On International Women's Day, I chaired a session at an event on Equity and Child Survival organised by David Mepham and Save the Children UK. The meeting was to discuss how to accelerate reductions in under 5 child mortality rates. The premise of the meeting was that child health policy has neglected inequality. But what does "neglect inequality" really mean in a policy sense? This was the topic of the discussion. My takeaways were:
1. While we often present inequality in child health outcomes by income or asset groupings (for comparability across countries) these are not the inequalities that are the primary drivers of poor child health. Rather it is the structural drivers -- for example, gender, ethnicity, indigenous group, rural/urban, region, and religion -- that lead to power imbalances that perpetuate poor child health. The structural drivers are the ones to be tackled by policies.
2. But which policies? We cannot expect health policies alone to tackle structural drivers of inequalities. But we cannot allow them to ignore them either. So, how to organise the elements of a strategy to address inequities in child health? On one axis, put health policies and non-health policies. On the other axis, place policies that work within existing rules of the game and those that seek to transform the rules. Examples:
* Health policies working within the rules -- outreach to scheduled castes in India to increase the likelihood of newborns being breastfed within one hour of life
* Health policies transforming the rules--social audits of health facilities by intended beneficiaries
* Non-health policies working within the rules -- employment policies that are more compatible with child care
* Non-health policies transforming the rules -- more progressive tax regimes that fund universal access
These policies can also interact positively -- for example, rights based approaches are not health specific but can be used by health advocates to lobby for the abolition of user fees.

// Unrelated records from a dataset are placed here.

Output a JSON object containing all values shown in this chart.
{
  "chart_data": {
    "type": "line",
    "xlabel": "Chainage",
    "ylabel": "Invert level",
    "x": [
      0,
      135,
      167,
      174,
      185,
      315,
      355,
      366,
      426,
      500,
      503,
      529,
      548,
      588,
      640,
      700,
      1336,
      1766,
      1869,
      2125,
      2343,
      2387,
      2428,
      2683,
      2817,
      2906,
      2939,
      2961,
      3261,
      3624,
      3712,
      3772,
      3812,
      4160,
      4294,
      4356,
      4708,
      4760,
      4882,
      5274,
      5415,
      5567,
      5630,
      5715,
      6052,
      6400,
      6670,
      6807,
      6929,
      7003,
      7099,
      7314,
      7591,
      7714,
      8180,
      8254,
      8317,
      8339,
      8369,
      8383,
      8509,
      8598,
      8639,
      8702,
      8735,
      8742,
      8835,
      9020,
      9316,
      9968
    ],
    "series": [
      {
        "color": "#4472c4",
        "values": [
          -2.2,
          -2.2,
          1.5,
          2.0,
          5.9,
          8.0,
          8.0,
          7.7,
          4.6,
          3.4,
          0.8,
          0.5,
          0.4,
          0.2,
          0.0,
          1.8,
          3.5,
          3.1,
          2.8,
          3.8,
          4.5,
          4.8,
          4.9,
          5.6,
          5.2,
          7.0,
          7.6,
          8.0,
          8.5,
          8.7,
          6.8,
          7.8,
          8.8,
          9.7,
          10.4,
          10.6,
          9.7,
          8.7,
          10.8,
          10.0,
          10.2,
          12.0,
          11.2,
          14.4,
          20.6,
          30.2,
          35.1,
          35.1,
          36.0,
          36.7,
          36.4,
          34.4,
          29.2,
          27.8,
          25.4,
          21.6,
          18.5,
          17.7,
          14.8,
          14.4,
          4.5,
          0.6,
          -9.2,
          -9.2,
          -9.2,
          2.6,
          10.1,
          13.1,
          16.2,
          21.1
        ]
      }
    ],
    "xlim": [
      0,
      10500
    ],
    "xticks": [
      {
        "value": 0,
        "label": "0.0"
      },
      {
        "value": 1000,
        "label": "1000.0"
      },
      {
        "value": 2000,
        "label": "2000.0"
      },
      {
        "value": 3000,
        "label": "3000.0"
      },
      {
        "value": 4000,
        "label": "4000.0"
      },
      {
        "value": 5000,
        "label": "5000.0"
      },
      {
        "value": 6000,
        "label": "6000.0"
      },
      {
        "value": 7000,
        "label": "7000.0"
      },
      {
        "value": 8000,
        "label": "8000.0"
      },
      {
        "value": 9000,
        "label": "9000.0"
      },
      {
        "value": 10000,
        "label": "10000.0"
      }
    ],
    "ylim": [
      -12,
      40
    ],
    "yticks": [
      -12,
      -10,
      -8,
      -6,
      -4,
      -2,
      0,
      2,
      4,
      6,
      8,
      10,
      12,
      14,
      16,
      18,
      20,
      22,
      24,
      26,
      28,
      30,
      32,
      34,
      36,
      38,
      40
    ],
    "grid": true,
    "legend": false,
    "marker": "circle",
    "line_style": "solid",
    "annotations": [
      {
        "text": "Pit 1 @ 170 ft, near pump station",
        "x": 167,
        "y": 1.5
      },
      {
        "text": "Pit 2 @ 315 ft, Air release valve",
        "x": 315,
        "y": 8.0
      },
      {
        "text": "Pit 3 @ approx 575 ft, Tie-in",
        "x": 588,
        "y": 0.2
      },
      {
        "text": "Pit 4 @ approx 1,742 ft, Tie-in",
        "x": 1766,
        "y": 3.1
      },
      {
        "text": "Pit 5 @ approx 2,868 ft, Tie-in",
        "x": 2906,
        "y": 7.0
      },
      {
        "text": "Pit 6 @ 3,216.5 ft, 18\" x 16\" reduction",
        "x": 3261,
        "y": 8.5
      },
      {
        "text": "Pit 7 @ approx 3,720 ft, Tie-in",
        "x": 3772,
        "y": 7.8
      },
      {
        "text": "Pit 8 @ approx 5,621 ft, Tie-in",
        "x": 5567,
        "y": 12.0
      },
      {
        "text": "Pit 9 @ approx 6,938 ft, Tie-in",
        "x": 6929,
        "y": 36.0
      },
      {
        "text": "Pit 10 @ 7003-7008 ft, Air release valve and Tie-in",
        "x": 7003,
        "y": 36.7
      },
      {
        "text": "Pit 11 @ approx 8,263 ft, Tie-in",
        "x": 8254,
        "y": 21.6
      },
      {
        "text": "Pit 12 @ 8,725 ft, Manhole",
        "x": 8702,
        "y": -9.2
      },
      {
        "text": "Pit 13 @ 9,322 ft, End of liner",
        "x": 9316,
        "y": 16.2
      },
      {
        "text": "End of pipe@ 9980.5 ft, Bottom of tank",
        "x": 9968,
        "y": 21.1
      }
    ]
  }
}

3. Does this go far enough? Many thought that this approach was still too instrumental--the reduction of inequality is treated simply a means to an end rather than something with intrinsic value. I agree with this view, and there was some consensus that we should be more focused on justice -- the key indicator of injustice being group differences in health outcomes by socially constructed group. Some of my IDS and ActionAid colleagues have written a terrific set of briefs on the interplay of redistribution (the allocation of resources between groups), recognition (the right to be recognised in and on one's own terms) and representation (the democratisation of information and agency) which gets to the heart of the new social justice agenda.
4. As many commentators noted, women's agency is vital to combating child health inequalities. Andrea Cornwall and Jenny Edwards have just released a new IDS Bulletin --well worth a read--on Negotiating Empowerment drawn from a DFID research programme hosted by IDS: "This IDS Bulletin draws out some of the dilemmas around women's empowerment: choices, negotiations, narratives and contexts of women's lived experience. It shows that empowerment is a complex process that requires more than the quick and easy solutions offered by development agencies (who need to have a deeper understanding of what makes change happen in women's lives). The issue draws on the work of an international network of researchers - the Research Programme Consortium Pathways of Women's Empowerment (‘Pathways') - and brings fresh empirical and conceptual insights to development academics and policy actors".
5. Finally, perhaps the biggest inequality is the attention given to inequality in recent years. Inequality is not a dirty word, but it is a slippery one. In a world where high carbon growth and weak financial regulation have generated huge negative externalities for those who can least bear them, it is not surprising that we hear more about justice and injustice. Is there something intrinsically more human and universal about the notion of "justice"? I'd like to hear from you on that.